In "Adoption Nation", Pertman writes about the Internet, the corrupting influence of money, about the need for open records, and a wide variety of other topics. It's the only book ever written that ties together all the various people and issues of the adoption world (including such things as baby abandonment and new reproductive technologies, which aren't often thought of as adoption issues, but really are). He shows that all these things are inter-related and amount to a cultural revolution in our country that's changing the way we think about our families and ourselves.
Reviews (including my own) refer to "research," "sociological importance," and "impact" of the book. These are all accurate, but can possibly lead potential readers to believe it's written for the scientific or legal community. Don't be misled into thinking this isn't for you. This eminently readable book should be among the first read by everyone interested in adopting and/or in modern-day adoption practice and
Pertman has used the best talents of his training as a journalist to strip away the excess words, sentimentality, and pompous attitudes often present in other works, to open an unfogged window to the world of adoption today: how we got here, where 'here' is, and where we're headed.
A quick reminder that Pertman is the adoptive parent of two young children who writes that when he and his wife began to explore adoption:
...like most Americans, the little we thought we understood was distorted or misguided or wrong. So we formed opinions about the essential elements in our children's lives - and in our own - that were distorted and misguided and wrong.

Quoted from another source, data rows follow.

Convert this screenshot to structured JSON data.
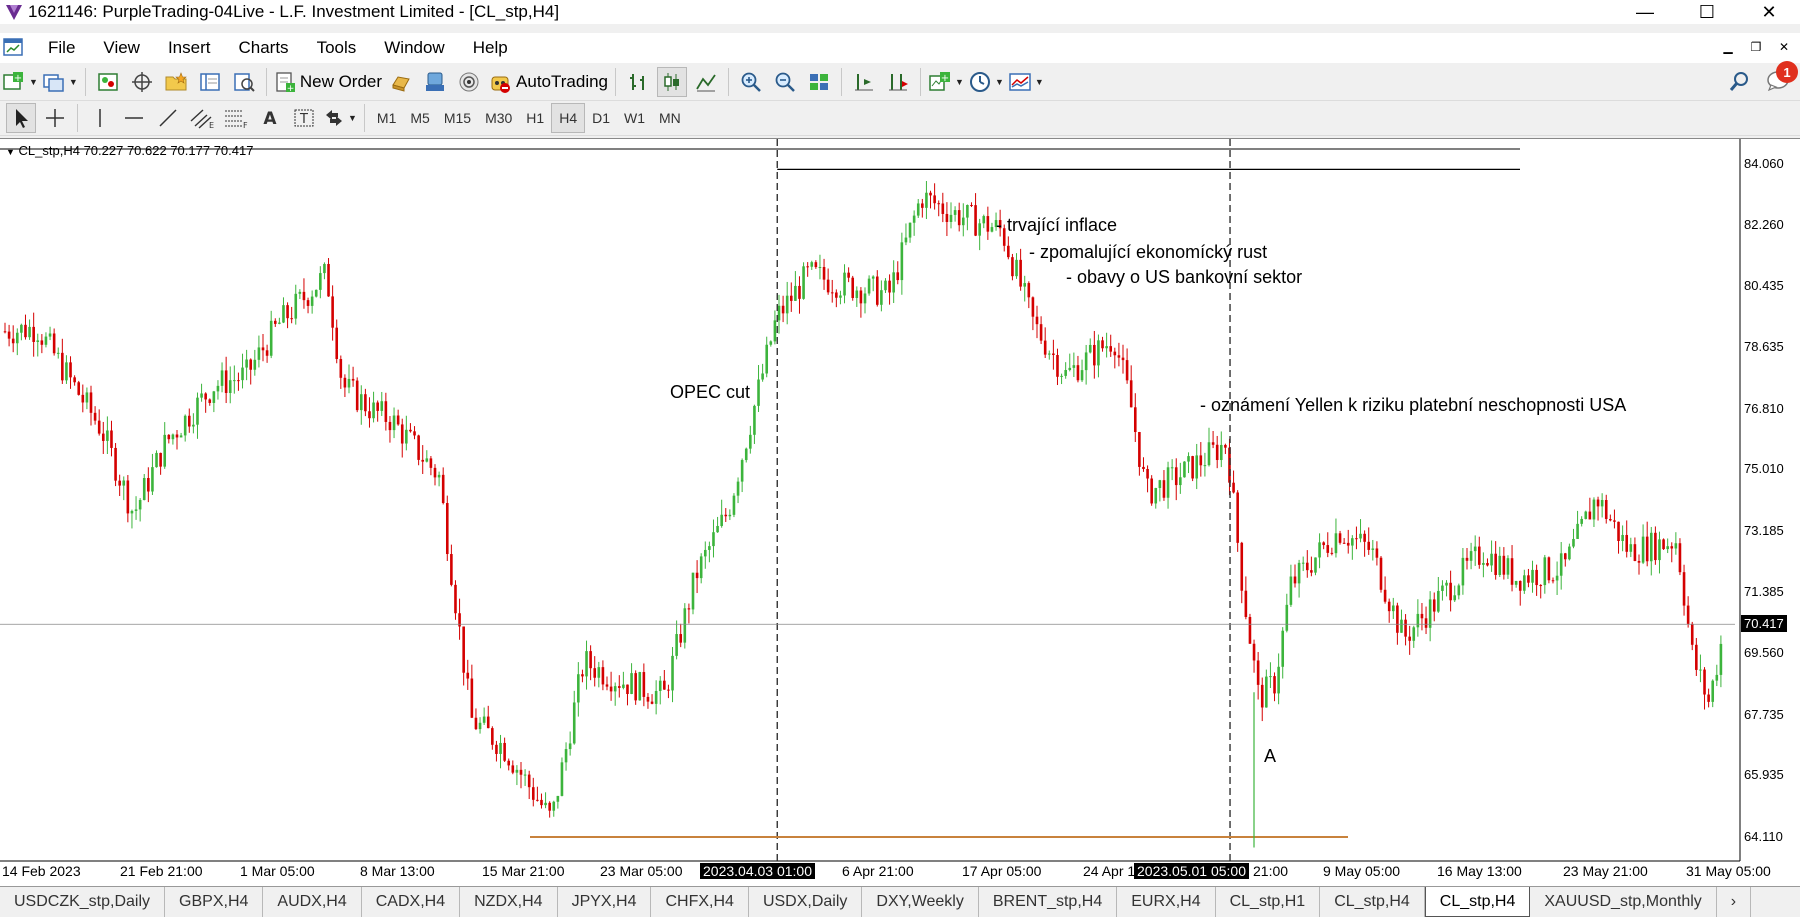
{
  "window": {
    "title": "1621146: PurpleTrading-04Live - L.F. Investment Limited - [CL_stp,H4]",
    "controls": [
      "—",
      "☐",
      "✕"
    ]
  },
  "menu": [
    "File",
    "View",
    "Insert",
    "Charts",
    "Tools",
    "Window",
    "Help"
  ],
  "toolbar": {
    "new_order_label": "New Order",
    "autotrading_label": "AutoTrading",
    "notification_count": "1"
  },
  "timeframes": [
    "M1",
    "M5",
    "M15",
    "M30",
    "H1",
    "H4",
    "D1",
    "W1",
    "MN"
  ],
  "active_timeframe": "H4",
  "chart": {
    "info": "CL_stp,H4  70.227 70.622 70.177 70.417",
    "current_price_label": "70.417",
    "annotations": {
      "opec": "OPEC cut",
      "inflation": "- trvající inflace",
      "growth": "- zpomalující ekonomícký rust",
      "banking": "- obavy o US bankovní sektor",
      "yellen": "- oznámení Yellen k riziku platební neschopnosti USA",
      "point_a": "A"
    },
    "price_ticks": [
      "84.060",
      "82.260",
      "80.435",
      "78.635",
      "76.810",
      "75.010",
      "73.185",
      "71.385",
      "69.560",
      "67.735",
      "65.935",
      "64.110"
    ],
    "date_ticks": [
      "14 Feb 2023",
      "21 Feb 21:00",
      "1 Mar 05:00",
      "8 Mar 13:00",
      "15 Mar 21:00",
      "23 Mar 05:00",
      "2023.04.03 01:00",
      "6 Apr 21:00",
      "17 Apr 05:00",
      "24 Apr 1",
      "2023.05.01 05:00",
      "21:00",
      "9 May 05:00",
      "16 May 13:00",
      "23 May 21:00",
      "31 May 05:00"
    ]
  },
  "colors": {
    "bull": "#3cb43c",
    "bear": "#d40000",
    "support": "#c8823c"
  },
  "tabs": [
    "USDCZK_stp,Daily",
    "GBPX,H4",
    "AUDX,H4",
    "CADX,H4",
    "NZDX,H4",
    "JPYX,H4",
    "CHFX,H4",
    "USDX,Daily",
    "DXY,Weekly",
    "BRENT_stp,H4",
    "EURX,H4",
    "CL_stp,H1",
    "CL_stp,H4",
    "CL_stp,H4",
    "XAUUSD_stp,Monthly"
  ],
  "active_tab_index": 13,
  "chart_data": {
    "type": "candlestick",
    "symbol": "CL_stp",
    "timeframe": "H4",
    "ohlc_current": {
      "open": 70.227,
      "high": 70.622,
      "low": 70.177,
      "close": 70.417
    },
    "ylim": [
      63.4,
      84.8
    ],
    "anchors": [
      {
        "date": "14 Feb 2023",
        "price": 79.1
      },
      {
        "date": "16 Feb 2023",
        "price": 79.2
      },
      {
        "date": "20 Feb 2023",
        "price": 76.2
      },
      {
        "date": "22 Feb 2023",
        "price": 73.7
      },
      {
        "date": "24 Feb 2023",
        "price": 75.8
      },
      {
        "date": "27 Feb 2023",
        "price": 77.5
      },
      {
        "date": "1 Mar 2023",
        "price": 77.8
      },
      {
        "date": "3 Mar 2023",
        "price": 79.3
      },
      {
        "date": "6 Mar 2023",
        "price": 80.8
      },
      {
        "date": "7 Mar 2023",
        "price": 77.5
      },
      {
        "date": "9 Mar 2023",
        "price": 76.7
      },
      {
        "date": "10 Mar 2023",
        "price": 76.5
      },
      {
        "date": "13 Mar 2023",
        "price": 74.8
      },
      {
        "date": "14 Mar 2023",
        "price": 71.2
      },
      {
        "date": "15 Mar 2023",
        "price": 67.6
      },
      {
        "date": "17 Mar 2023",
        "price": 66.8
      },
      {
        "date": "20 Mar 2023",
        "price": 64.6
      },
      {
        "date": "22 Mar 2023",
        "price": 69.3
      },
      {
        "date": "24 Mar 2023",
        "price": 68.8
      },
      {
        "date": "27 Mar 2023",
        "price": 68.3
      },
      {
        "date": "29 Mar 2023",
        "price": 71.9
      },
      {
        "date": "31 Mar 2023",
        "price": 73.8
      },
      {
        "date": "3 Apr 2023",
        "price": 79.5
      },
      {
        "date": "5 Apr 2023",
        "price": 80.8
      },
      {
        "date": "7 Apr 2023",
        "price": 80.5
      },
      {
        "date": "10 Apr 2023",
        "price": 80.2
      },
      {
        "date": "12 Apr 2023",
        "price": 83.1
      },
      {
        "date": "14 Apr 2023",
        "price": 82.6
      },
      {
        "date": "17 Apr 2023",
        "price": 82.1
      },
      {
        "date": "19 Apr 2023",
        "price": 79.3
      },
      {
        "date": "21 Apr 2023",
        "price": 77.8
      },
      {
        "date": "24 Apr 2023",
        "price": 78.9
      },
      {
        "date": "25 Apr 2023",
        "price": 77.0
      },
      {
        "date": "26 Apr 2023",
        "price": 74.3
      },
      {
        "date": "28 Apr 2023",
        "price": 74.8
      },
      {
        "date": "1 May 2023",
        "price": 75.8
      },
      {
        "date": "2 May 2023",
        "price": 71.5
      },
      {
        "date": "3 May 2023",
        "price": 68.2
      },
      {
        "date": "4 May 2023",
        "price": 68.7
      },
      {
        "date": "5 May 2023",
        "price": 71.6
      },
      {
        "date": "8 May 2023",
        "price": 73.2
      },
      {
        "date": "10 May 2023",
        "price": 72.6
      },
      {
        "date": "12 May 2023",
        "price": 70.0
      },
      {
        "date": "15 May 2023",
        "price": 71.6
      },
      {
        "date": "17 May 2023",
        "price": 72.6
      },
      {
        "date": "19 May 2023",
        "price": 71.8
      },
      {
        "date": "22 May 2023",
        "price": 72.1
      },
      {
        "date": "24 May 2023",
        "price": 74.2
      },
      {
        "date": "26 May 2023",
        "price": 72.6
      },
      {
        "date": "29 May 2023",
        "price": 72.9
      },
      {
        "date": "30 May 2023",
        "price": 69.4
      },
      {
        "date": "31 May 2023",
        "price": 68.1
      },
      {
        "date": "1 Jun 2023",
        "price": 70.4
      }
    ],
    "support_level": 64.11,
    "vertical_markers": [
      "2023.04.03 01:00",
      "2023.05.01 05:00"
    ],
    "resistance_level": 83.9
  }
}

Pertman was nominated for a Pulitzer Prize for his writing about adoption in The Boston Globe
, where he worked as a reporter for more than 20 years. He was awarded the prestigious Leonard Silk Journalism Fellowship
from the Century Foundation for his book. He has also received the Year 2000 Journalism Award from Holt International Children's Services
for his writing about adoption, children and families; and he won the first-ever award from the Dave Thomas Foundation for Adoption
as the American who has done most to further public understanding of adoption and of children who need homes.